Four top use-cases for public cloud

So far in this series of blogs, Quocirca has made the case that any cloud platform, be it public or private, has to improve the way an application supports a business in some way and that the take-off of private cloud heralds an increasing uptake of public cloud, providing a usable set of open standards emerge. But, what is it about public cloud platforms that will make them so appealing?

There are plenty of doubts expressed in various surveys, especially in the areas of security and compliance. Quocirca believes that such doubts are often misplaced and will come back to these topics in future posts. However, negative perceptions have to be overcome not only by direct countering but by putting forward a positive case for public cloud that provide solid business reasons for its use. This post aims to do just that, by outlining four use cases for public cloud platforms that any business should find attractive:

  1. Public cloud as an application test bed. Applications are often developed on dedicated servers, rightly isolated from run time environments. Whilst most functionality can be tested in such environments, scalability cannot. Testing new code in run time environment is risky as it may impact the current actual live application. Some might be able to do this at night, but many applications now have to operate 24*7. Public cloud platforms provide an ideal platform for such testing. Resources can be allocated to make the test environment match the live one as closely as possible and new software put through its paces.
  2. Public cloud as a failover platform. Whatever the cost comparisons one comes up with for public cloud versus private cloud, one thing is certainly true; maintaining an un-used infrastructure stack for business continuity reasons in case the usual run time platforms fails is expensive and unnecessary. The same resource can be rented from a public cloud provider on the (hopefully) rare occasion it is needed. Having a public cloud provider on standby is a far more cost-effective way of having redundant infrastructure when disaster occurs.
  3. Handling peak loads. Many organisations have times of the week, month, year or just some unpredictable event that leads to an application having a far higher workload than is normal. When this is the case, having the excess capacity required on standby internally is expensive. Far cheaper is to have an arrangement with a cloud service provider that allows new application workloads to be provisioned at will. The service providers can cope with this because they have many customers with peak loads at different times and the reallocation of resources is possible at relatively low cost.
  4. Planning for unexpected success (or failure). Kicking off a new venture – for example a new retail web site or new social media application – is an unpredictable business. What if it takes off far faster than expected? What if it flops? There are plenty of examples of both. So, how much do you invest in the supporting infrastructure upfront? The answer is very little if a public cloud platform is used. The risk of the new venture is far easier to justify if the capital investment is minimised and, if you hit the jackpot, the fees to the cloud service provider may seem like chicken feed compared to the new revenue being generated. Such a capability should encourage more innovation within the organisation – more ideas can be tried out as the risk and cost of failure is minimised.

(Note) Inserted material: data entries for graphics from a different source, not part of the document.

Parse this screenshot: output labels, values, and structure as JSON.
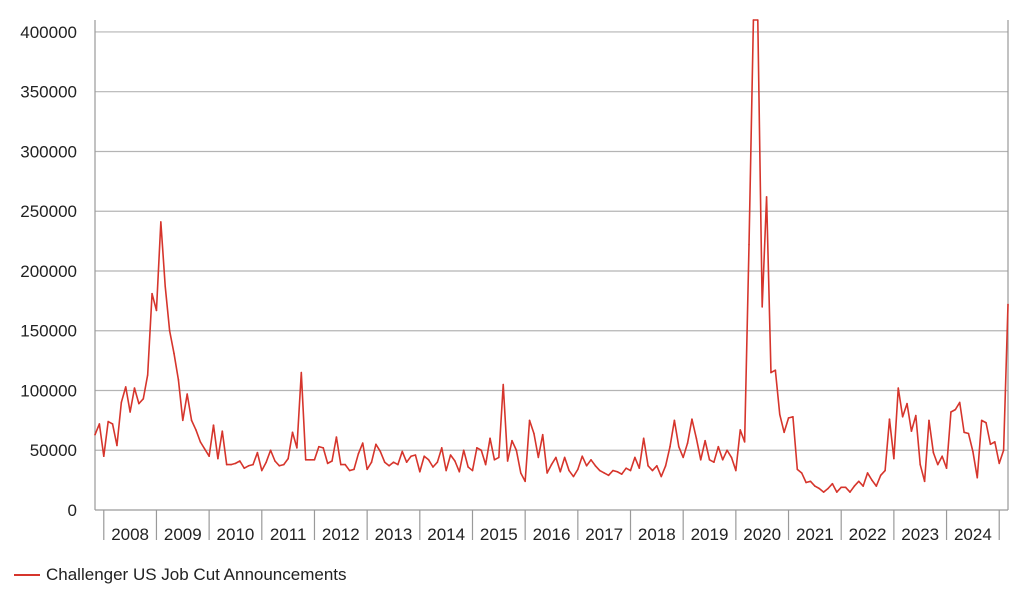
{
  "chart_data": {
    "type": "line",
    "title": "",
    "xlabel": "",
    "ylabel": "",
    "ylim": [
      0,
      410000
    ],
    "yticks": [
      0,
      50000,
      100000,
      150000,
      200000,
      250000,
      300000,
      350000,
      400000
    ],
    "ytick_labels": [
      "0",
      "50000",
      "100000",
      "150000",
      "200000",
      "250000",
      "300000",
      "350000",
      "400000"
    ],
    "x_start": "2007-11",
    "x_end": "2025-03",
    "x_tick_labels": [
      "2008",
      "2009",
      "2010",
      "2011",
      "2012",
      "2013",
      "2014",
      "2015",
      "2016",
      "2017",
      "2018",
      "2019",
      "2020",
      "2021",
      "2022",
      "2023",
      "2024"
    ],
    "grid": "horizontal",
    "legend": "bottom-left",
    "series": [
      {
        "name": "Challenger US Job Cut Announcements",
        "color": "#d6352c",
        "start": "2007-11",
        "values": [
          63000,
          72000,
          45000,
          74000,
          72000,
          54000,
          90000,
          103000,
          82000,
          102000,
          89000,
          93000,
          113000,
          181000,
          167000,
          241000,
          187000,
          150000,
          131000,
          109000,
          75000,
          97000,
          75000,
          67000,
          57000,
          51000,
          45000,
          71000,
          43000,
          66000,
          38000,
          38000,
          39000,
          41000,
          35000,
          37000,
          38000,
          48000,
          33000,
          40000,
          50000,
          41000,
          37000,
          38000,
          43000,
          65000,
          52000,
          115000,
          42000,
          42000,
          42000,
          53000,
          52000,
          39000,
          41000,
          61000,
          38000,
          38000,
          33000,
          34000,
          47000,
          56000,
          34000,
          40000,
          55000,
          49000,
          40000,
          37000,
          40000,
          38000,
          49000,
          40000,
          45000,
          46000,
          32000,
          45000,
          42000,
          36000,
          40000,
          52000,
          33000,
          46000,
          41000,
          32000,
          50000,
          36000,
          33000,
          52000,
          50000,
          38000,
          60000,
          42000,
          44000,
          105000,
          41000,
          58000,
          50000,
          31000,
          24000,
          75000,
          64000,
          44000,
          63000,
          31000,
          38000,
          44000,
          32000,
          44000,
          33000,
          28000,
          34000,
          45000,
          37000,
          42000,
          37000,
          33000,
          31000,
          29000,
          33000,
          32000,
          30000,
          35000,
          33000,
          44000,
          35000,
          60000,
          37000,
          33000,
          37000,
          28000,
          37000,
          53000,
          75000,
          53000,
          44000,
          56000,
          76000,
          60000,
          42000,
          58000,
          42000,
          40000,
          53000,
          42000,
          50000,
          44000,
          33000,
          67000,
          57000,
          222000,
          410000,
          410000,
          170000,
          262000,
          115000,
          117000,
          80000,
          65000,
          77000,
          78000,
          34000,
          31000,
          23000,
          24000,
          20000,
          18000,
          15000,
          18000,
          22000,
          15000,
          19000,
          19000,
          15000,
          20000,
          24000,
          20000,
          31000,
          25000,
          20000,
          29000,
          33000,
          76000,
          43000,
          102000,
          78000,
          89000,
          66000,
          79000,
          38000,
          24000,
          75000,
          48000,
          38000,
          45000,
          35000,
          82000,
          84000,
          90000,
          65000,
          64000,
          49000,
          27000,
          75000,
          73000,
          55000,
          57000,
          39000,
          50000,
          172000
        ]
      }
    ]
  }
}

These use cases all stand up in their own right. Public cloud does not have to be cheaper per se, just more flexible. However, perhaps the best argument of all for using public cloud, especially for smaller businesses, is that increasingly does not make sense to run IT systems in-house. Whether it is the direct use of infrastructure-as-a-service (IaaS) or platform-as-a-service (PaaS) or their indirect use via a subscription to software-as-a-service (SaaS) provider, the long term promise of public cloud platforms seems assured.